THE WORD "Nitassinan" 'means "our land" in the language of the Innu people. Nitassinan extends over Labrador and northeastern Quebec, and the Innu live there still, much as they have for thousands of years. They hunt and fish for survival and speak Innu-eimun as their first language, and until a few years ago most Canadians were entirely unaware that they existed.
The Innu have been sadly aware of non-Native Canada's existence, however. They have been reminded not only by the teachers and government officials who have tried to make them "assimilate," and by the logging and hydro projects on their territory, but most of all by the low-level military-training flights out of Canadian Forces Goose Bay. As many as 8,000 flights a year scream over Innu territory at barely 100 feet above the ground, burning the tops off trees, scattering caribou, and damaging the ears of children.
In 1988, the Innu began a massive campaign against these flights, which are conducted by the air forces of Britain, Germany, and Holland with the permission of the Canadian government, and found themselves suddenly under the eyes of the non-Native world as hundreds of peacefully protesting women, children, and elders were arrested and jailed.
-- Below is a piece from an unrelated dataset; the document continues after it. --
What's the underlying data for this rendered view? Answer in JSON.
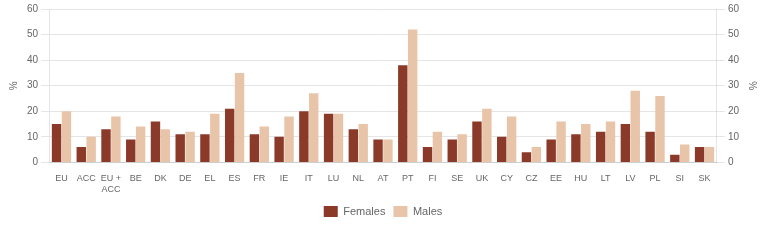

Now Marie Wadden, a journalist who has lived in the Innu village of Sheshatshit, tells the story of their culture and their fight to preserve it in Nitassinan: The Innu Struggle to Reclaim Their Homeland (Douglas & McIntyre, 256 pages, $26.95 cloth). It is a comprehensive, sympathetically drawn account, and certainly the best resource on the subject to date. Wisely, Wadden has for the most part simply allowed the Inuit to tell their stories, focusing especially on the elder Tshakuesh (Elizabeth) and her son Peter Penashue. The story of one of the few Native cultures we have not - yet - quite succeeded in destroying, Nitassinan is an important book for anyone concerned with peace, environmental, or First Nations issues.